Patria-Kaye Aarons | Companies Office nightmare
I want to publicly thank the Companies Office of Jamaica for preparing me and others out there for hell. After going through the business registration process that you put us through, we've been conditioned to face the toughest future of entrepreneurial trials and hardships.
I've made many new friends over the five occasions I was forced to visit you in the last two weeks. They include the parking attendant next door who is only too happy to take my money, other frustrated business owners whose butts have grown numb sitting in your waiting chairs, and that helpful receptionist whose answer to everything is, "It's on our website."
Readers, let me share with you my five-visit ordeal.
March 9 - Registration
I had previously registered my company as a sole trader. For several reasons, that designation no longer met my business needs and I wanted to change to a limited structure. I was given what looked like a directory to fill out, but I can read. No worries.
I arrive at Companies Office, join a line, get number A51, and sit and wait.
The countdown is slow and painful, and after nearly two hours, the speaker announces, "A50 at Counter No. 10."
Fifteen minutes later, it is still saying over and over, "A50 at Counter No. 10."
It seems as if No. 10 really wants to see Customer A50 ... and hasn't got the hint that A50 has already got through, got pissed and left, or died waiting.
Another 10 minutes and many angry customers later, the recording finally announces, "A51 at Counter No. 1."
My agent pleasantly apologises for the long delay and meticulously goes through the documents I filled out. He instructs that I return in five days to collect the certificate. I leave near closing time to the soundtrack of a Caucasian lady cursing "this backward, God-awful place". So ends Thursday.
March 10 - Paying for Express
Paying is a breeze. Funny how nobody seems to have an issue taking my money. It's Friday and I am told my certificate will be ready on Monday.
A LITTLE CRAZY
March 14 - Collection ... or so I thought
Monday was a little crazy. I never got a chance to collect the document, so Companies Office got an extra day. I join a line, this time collected a 'B-number' and go upstairs to wait.
"Sign here," I'm told. I'm handed back my application, told it was rejected, and that I have to go back downstairs, rejoin the first line, get an 'A-number' and wait for it to be called.
According to the rejection letter, the name of my company secretary doesn't match the TRN. But it does. I change nothing, but instead rewrite her name above the first, this time in script. I submit the document and leave, reminding the agent I had paid for express.
Day 4 - Actual collection day ... not!
By now, I know the drill, and I collect my 'B-number' and head straight upstairs.
Another rejection letter - for the same reason. The agent tells me I'm going to have to take an 'A-number' and wait to be called - again.
As she's giving me the instructions, she sees my face morph into Lucifer. She knows I'm about to blow. She suggests I speak to the person who rejected it.

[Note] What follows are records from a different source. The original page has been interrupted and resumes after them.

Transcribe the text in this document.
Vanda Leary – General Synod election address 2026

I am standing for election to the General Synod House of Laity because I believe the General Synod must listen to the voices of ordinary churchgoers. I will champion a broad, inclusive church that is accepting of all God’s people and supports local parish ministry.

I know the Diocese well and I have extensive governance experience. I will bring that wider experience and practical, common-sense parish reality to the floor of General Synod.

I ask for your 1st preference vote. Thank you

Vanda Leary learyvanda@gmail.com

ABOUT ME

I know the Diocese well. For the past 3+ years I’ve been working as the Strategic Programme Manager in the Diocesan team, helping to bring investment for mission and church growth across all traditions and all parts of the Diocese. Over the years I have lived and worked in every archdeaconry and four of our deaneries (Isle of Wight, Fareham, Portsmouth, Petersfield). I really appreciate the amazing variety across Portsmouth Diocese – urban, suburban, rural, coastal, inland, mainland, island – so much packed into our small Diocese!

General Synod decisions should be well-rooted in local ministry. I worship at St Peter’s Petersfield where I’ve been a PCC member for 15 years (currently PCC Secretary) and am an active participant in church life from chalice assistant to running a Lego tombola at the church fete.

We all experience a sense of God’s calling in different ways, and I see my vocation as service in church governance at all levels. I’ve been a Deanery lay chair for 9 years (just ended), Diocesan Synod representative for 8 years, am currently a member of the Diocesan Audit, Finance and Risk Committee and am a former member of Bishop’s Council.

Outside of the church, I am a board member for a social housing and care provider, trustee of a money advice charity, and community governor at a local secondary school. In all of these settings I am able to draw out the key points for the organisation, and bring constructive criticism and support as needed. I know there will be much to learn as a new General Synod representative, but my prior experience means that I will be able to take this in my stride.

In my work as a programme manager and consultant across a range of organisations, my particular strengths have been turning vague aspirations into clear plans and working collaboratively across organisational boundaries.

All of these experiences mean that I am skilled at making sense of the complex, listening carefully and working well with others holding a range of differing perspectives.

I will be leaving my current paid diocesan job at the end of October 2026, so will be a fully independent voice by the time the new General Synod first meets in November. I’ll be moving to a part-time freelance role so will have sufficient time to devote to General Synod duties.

That person let me know the first time that an 'A' in the name was illegible. This time, the name doesn't match what's in her database. She has 'Maria' but I wrote 'Maria Maria'.
I literally drew a line through the cursive Maria, and handed the document back to the receptionist. Royal waste of my time.
Day 5 - I say a prayer
Now I'm a regular. The parking lady greets me as a friend.
Upstairs, I hear a man give out, "Father, give me strength!" I can relate.
I wait for my 'B-number' to be called and approach the counter.
"This not ready yet, Miss." I contort into my gremlin again, and the scared lady behind the counter runs off to a Staff Only glass door.
As I sit, I start to canvass everyone in the hall waiting to collect a business certificate. I want to find out if my having to repeatedly come back was customary, or if smaddy obeah me. Every single person in the hall, bar one gentleman, had been previously advised to return.
One lady is an accountant. She opens companies for a living and she still can't do it right. A handsome Rastaman tells me this is his fourth trip. I think up a new business idea; selling 'I survived Companies Office' shirts to entrepreneurs. The only reason I won't is because I'll have to register it.
Finally, finally, I get my certificate.
Here's my takeaway: Starting a business should never be this onerous. People trying to create jobs and add to Jamaica's productivity deserve red-carpet treatment and a cold Red Stripe. These are the folks legitimising themselves and opening up to the taxman. The function Companies Office provides is far too important to Jamaica's growth objectives for the process to have this many hiccups.